Unlike structure-based design, ligand-based drug design does not rely on the three-dimensional structure of the target protein, but designs new drug molecules by analyzing the structural characteristics of known active molecules (such as pharmacophore, molecular interaction patterns, etc.). This makes it possible to screen and design drugs based on existing ligand information when the target structure is unknown or difficult to obtain. Therefore, ligand-based drug design is well suited for use when the target structure is unavailable or unknown, especially in the early drug discovery phase, where a library of known active molecules or compounds can be used for rapid screening to find potential drug candidates.

The advantage of ligand-based design is its flexibility and efficiency, which enables drug design using quantitative relationships between chemical structure and biological activity (such as QSAR models) or pharmacophore characteristics without information about the structure of the target protein. It also provides more potential target molecules for drug discovery, especially when the target is not well understood.

Hybrid Approach: Combining Both Methods

With the continuous advancement of drug development technology, more and more researchers have begun to combine structural basis and ligand-based design, adopting a hybrid approach to give full play to the advantages of both. By combining the target structure and ligand information, the hybrid method not only uses the detailed site information provided by the target structure to guide the drug molecule design, but also optimizes the biological activity of the compound through the ligand information, thus improving the accuracy and efficiency of drug design.

Overview of hybrid methods: In hybrid methods, drug design usually first relies on three-dimensional structural analysis of the target, accurately locate the binding site of drug molecules and targets through molecular docking and other technologies, and design preliminary drug candidate molecules. Subsequently, ligand-based design methods (e.g., QSAR model, pharmacophore modeling, etc.) are used to further optimize these preliminarily designed compounds to improve their bioactivity, selectivity, and drug metabolism properties. In this way, the designed drug molecules can not only precisely bind to the target protein, but also fully consider the metabolic and pharmacodynamic properties in the organism, improving the success rate of drug candidates.

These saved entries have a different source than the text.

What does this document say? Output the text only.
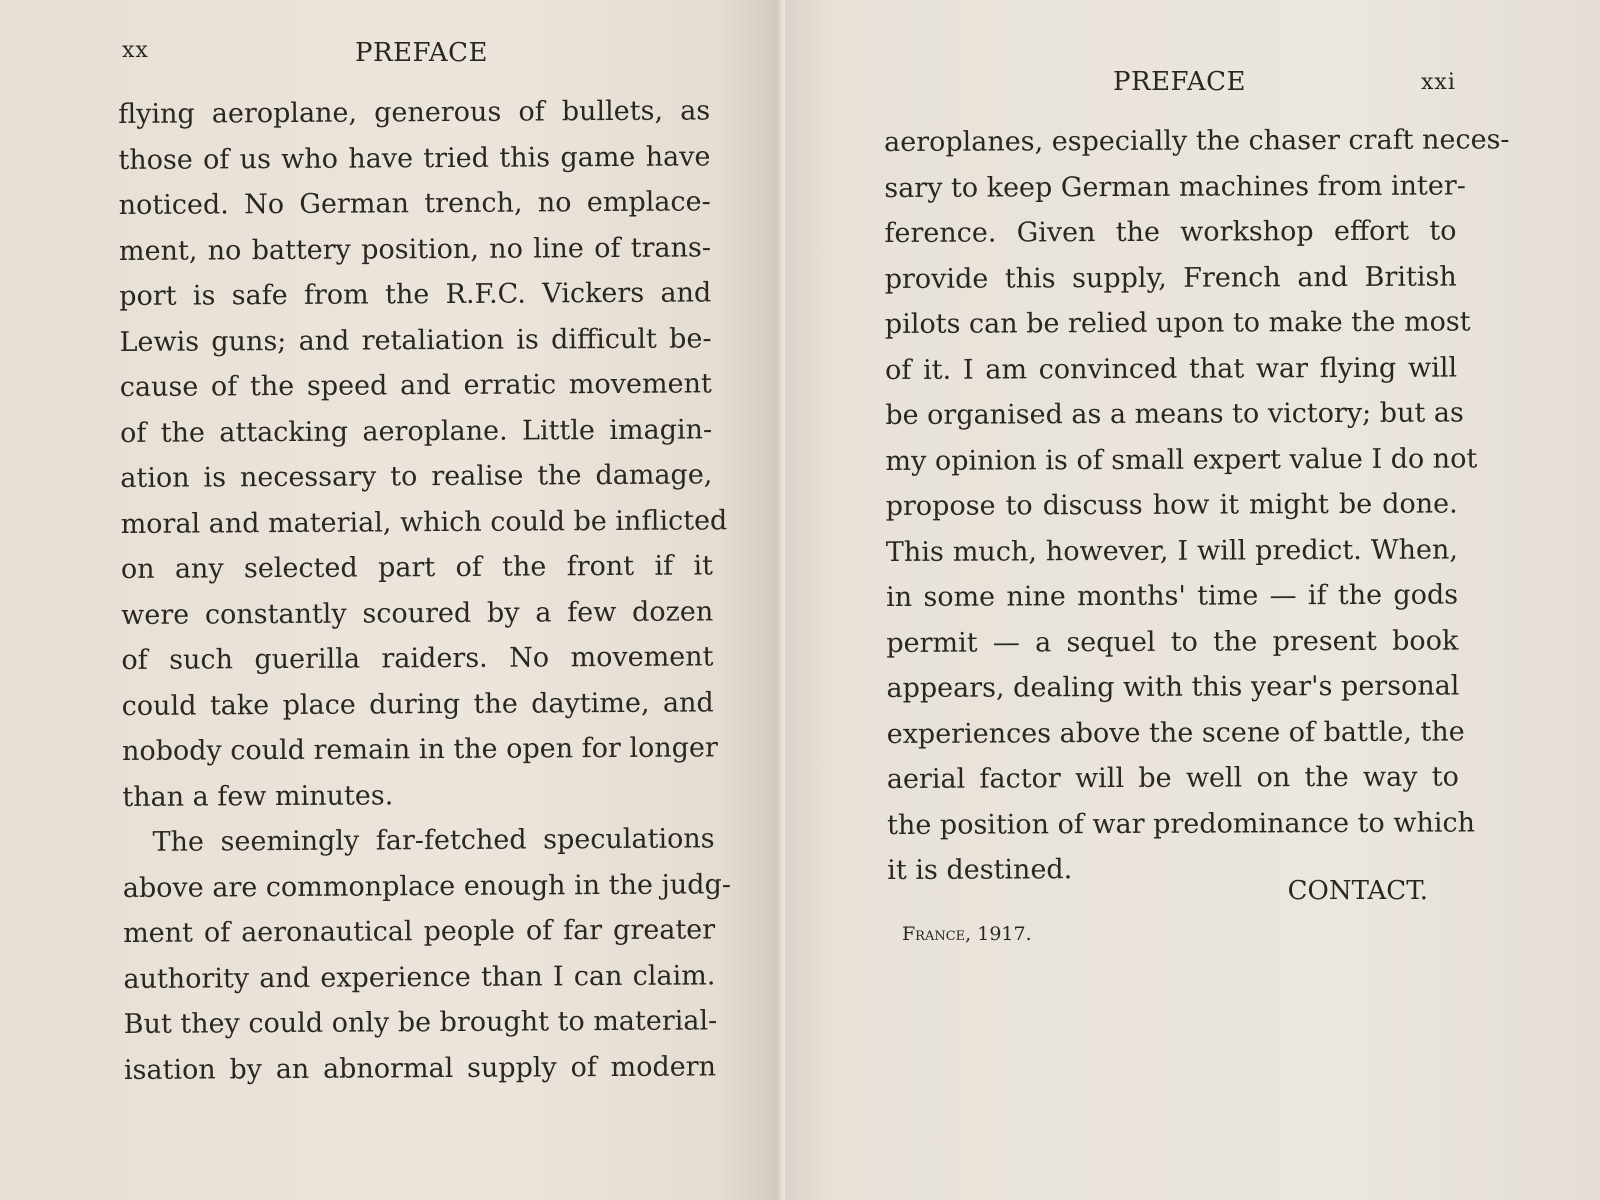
xx	PREFACE
flying aeroplane, generous of bullets, as
those of us who have tried this game have
noticed. No German trench, no emplace-
ment, no battery position, no line of trans-
port is safe from the R.F.C. Vickers and
Lewis guns; and retaliation is difficult be-
cause of the speed and erratic movement
of the attacking aeroplane. Little imagin-
ation is necessary to realise the damage,
moral and material, which could be inflicted
on any selected part of the front if it
were constantly scoured by a few dozen
of such guerilla raiders. No movement
could take place during the daytime, and
nobody could remain in the open for longer
than a few minutes.
The seemingly far-fetched speculations
above are commonplace enough in the judg-
ment of aeronautical people of far greater
authority and experience than I can claim.
But they could only be brought to material-
isation by an abnormal supply of modern
PREFACE	xxi
aeroplanes, especially the chaser craft neces-
sary to keep German machines from inter-
ference. Given the workshop effort to
provide this supply, French and British
pilots can be relied upon to make the most
of it. I am convinced that war flying will
be organised as a means to victory; but as
my opinion is of small expert value I do not
propose to discuss how it might be done.
This much, however, I will predict. When,
in some nine months' time — if the gods
permit — a sequel to the present book
appears, dealing with this year's personal
experiences above the scene of battle, the
aerial factor will be well on the way to
the position of war predominance to which
it is destined.
CONTACT.
France, 1917.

Application example: In the research and development of anticancer drugs, the hybrid method has been widely used. For example, researchers can first analyze the three-dimensional structure of the target protein through X-ray crystallography or Cryo-EM techniques, and combine structural analysis to design binding sites of drug molecules. Next, the preliminarily designed compounds are optimized using ligand-based methods such as QSAR models and pharmacophore modeling to improve their binding affinity and biological activity to the target. This strategy of combining target structure and ligand information has significantly improved the efficiency of drug development and shortened the development cycle of new drugs.

Advantages: The hybrid approach combines the advantages of structure-based design and ligand-based design to further optimize the properties of the compound through ligand information while ensuring target specificity. In this way, drug development can not only improve success rates, but also save significant resources and time. For example, target structures provide precise targeting and binding patterns, while ligand-based screening methods enable rapid detection and optimization of potential drug molecules at an early stage. Therefore, the hybrid approach provides a more comprehensive and flexible strategy for drug development, which greatly improves the efficiency and success rate of new drug development.